More than any other single piece of work, its confrontations with the prevailing assumptions underpinning the liberal sensibility remain as un-assailed by rebuttal as they are unacknowledged by most of what remains ostensibly liberal discourse in politics and philosophy to this day. After causing some initial waves,1 answering Gray’s withering challenge has evidently been deemed an ignorable chore by much of the liberal opinion-forming classes whether in academia, government, the arts, or elsewhere. Some bodies, it seems, are just not worth the trouble of exhuming. Instead, a zombified liberalism walks the isles of legislative bodies in much of the western polity – un-harassed by any serious intellectual challenge from within – while the populous outside has largely ceased to press its representatives with any such concerns. When the increasingly anxious majority hurls projectiles at the status quo in Western countries, they do so with unguided munitions, as the ‘Occupy’ movements of 2010-2012 demonstrated.

The Enlightenment and many of its most foundational assumptions are interred six feet underground – but few have seemed to notice what that means for the present and future of liberal democracy and even fewer believe they have reason to care.2 Whether Gray intended the double-use of ‘wake’ – to denote that something has passed in time as well as to denote the vigil, viewing, or social part of a funeral ceremony – I’m not sure. Gray’s examination of the Enlightenment, in this and much of his subsequent published work, could certainly be described as open-casket. Either way, it’s with the funeral theme that this article continues. It first reiterates what Gray presented as the chief challenge to the liberal tradition, which is detailed in the closing pages of Enlightenment’s Wake. It expands on what that challenge meant for the polities of the West as it confronted the collapse of the liberal project in the context of the digital age, and uses Gray’s post-1995 work to illuminate where it, and he, has come in the 25-year interregnum. We revisit the ‘wager’ Gray knew he was describing, and examine the perturbations of denial which have ensued on the back of a trifecta of mutations only now coming to light.

Delaying the Nine Nights

Continuing with the funeral theme, the ‘Nine Nights’ are a Caribbean tradition in which the dead are no longer mourned but celebrated after a funeral. The deceased, in Gray’s thesis, is the condition contemporary Western political culture found itself in at the end of the Cold War. He argued in Enlightenment’s Wake that neither a progressive nor a conservative version of the liberal project is feasible in the early 21st century – a project whose trajectory has terminated in nihilism and a set of self-undermining paradoxes. Enlightenment’s Wake’s final chapter implores post-liberal Occidental cultures to cease mourning the passing of the modern age and to open outwards to ‘releasement’3 – the mode of ‘Being’ prefigured in Heidegger’s flawed but indicative concept of Gelassenheit – as a response to the encroaching technological nihilism Gray identifies as the core feature of the Western condition after modernity.

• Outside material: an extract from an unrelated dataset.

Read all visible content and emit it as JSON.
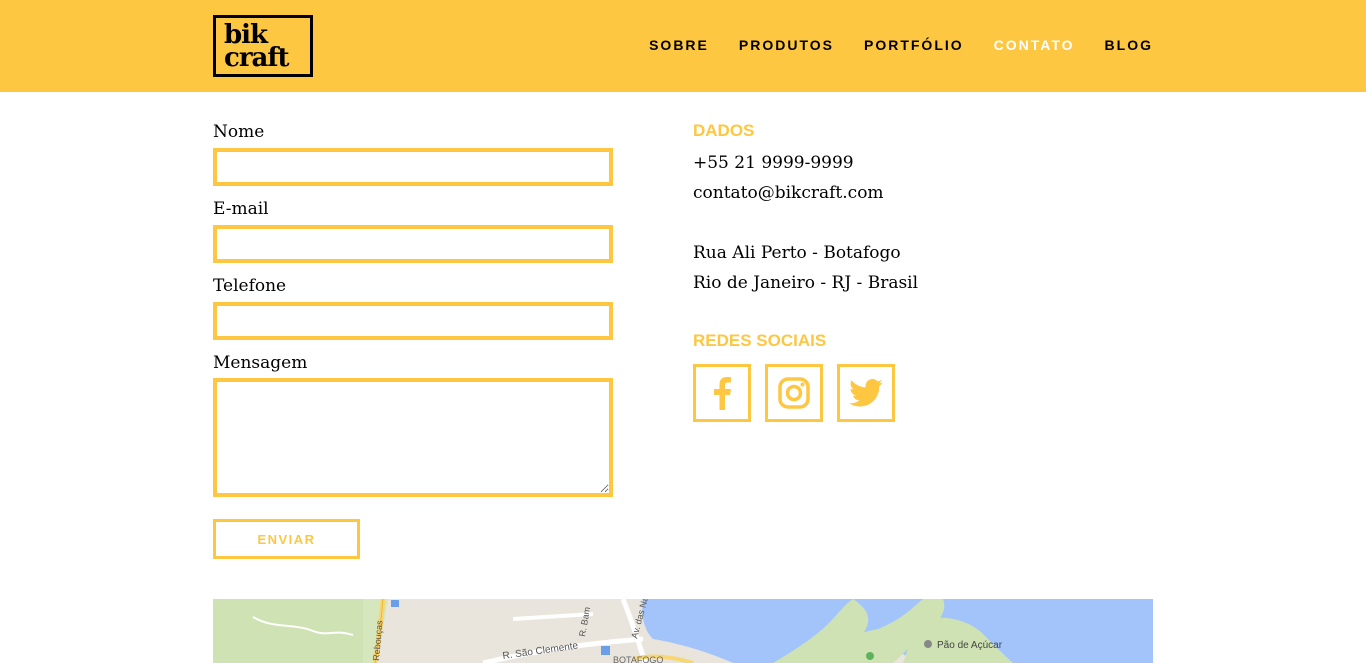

Releasement describes a type of cognitive refactoring, where we would ‘wean ourselves from willing and open ourselves to letting things be’4. It’s a process, twenty-five years on, that has scarcely begun but that we, the social and political detritus that is the public culture of Western society, have not begun. In a sense the nine nights of Enlightenment are unfolding – regardless of what humans do, think, or say – a pointer to much of Gray’s subsequent work which orbits his central attack on humanism. Referencing Heidegger, Gray thought the possibilities of recovering Western modernity from the pit of nihilism amounted to little more than a wager – one in which nothing less than the fate of the people of the West was staked.

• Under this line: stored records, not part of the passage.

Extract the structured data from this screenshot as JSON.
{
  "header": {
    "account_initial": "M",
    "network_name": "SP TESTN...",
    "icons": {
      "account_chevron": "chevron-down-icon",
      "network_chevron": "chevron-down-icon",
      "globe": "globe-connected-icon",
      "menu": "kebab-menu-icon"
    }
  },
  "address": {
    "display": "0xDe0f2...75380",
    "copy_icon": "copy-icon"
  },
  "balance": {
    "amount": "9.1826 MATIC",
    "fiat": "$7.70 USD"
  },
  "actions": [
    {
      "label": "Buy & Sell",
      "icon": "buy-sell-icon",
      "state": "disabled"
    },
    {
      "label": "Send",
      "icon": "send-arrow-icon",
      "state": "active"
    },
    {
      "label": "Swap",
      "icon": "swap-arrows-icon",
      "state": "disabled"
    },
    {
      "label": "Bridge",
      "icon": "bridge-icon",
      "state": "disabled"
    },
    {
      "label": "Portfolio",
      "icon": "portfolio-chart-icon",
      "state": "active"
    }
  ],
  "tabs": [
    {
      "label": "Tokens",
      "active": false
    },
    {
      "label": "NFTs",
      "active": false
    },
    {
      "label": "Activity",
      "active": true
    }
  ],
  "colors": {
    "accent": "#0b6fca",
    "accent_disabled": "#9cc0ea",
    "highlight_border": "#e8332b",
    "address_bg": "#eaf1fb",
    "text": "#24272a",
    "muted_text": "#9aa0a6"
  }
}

At the same time, the outright denial of modernity’s mortality is a powerful thread in contemporary culture, nowhere more so than in that culture of information technologies born in San Francisco and exported across the globe, as Gray foresaw with some dread.5 As the political culture of the West, over the quarter century ensuing, has denied Enlightenment’s Wake and thus forestalled the nine nights, it has instead fidgeted while the technologies of nihilism have been deployed and scaled. Under cover of the ‘shock doctrine’ of disaster capitalism, as espoused by Naomi Klein, and via the insidious methods of ‘limbic capitalism’ highlighted by David Courtwright, denial of modernity’s failings has been most clearly expressed by the absurdity that market fundamentalism was given a new lease on life – even as its failure became most evident – by the return of social engineering, repackaged and renamed for the digital information age and best described to date by Shoshana Zuboff.6 This trifecta of mutations now locked-in, they present the people and culture of the West with a fait accompli they are only beginning to cognize. This fait accompli is the devastating answer to Gray’s wager.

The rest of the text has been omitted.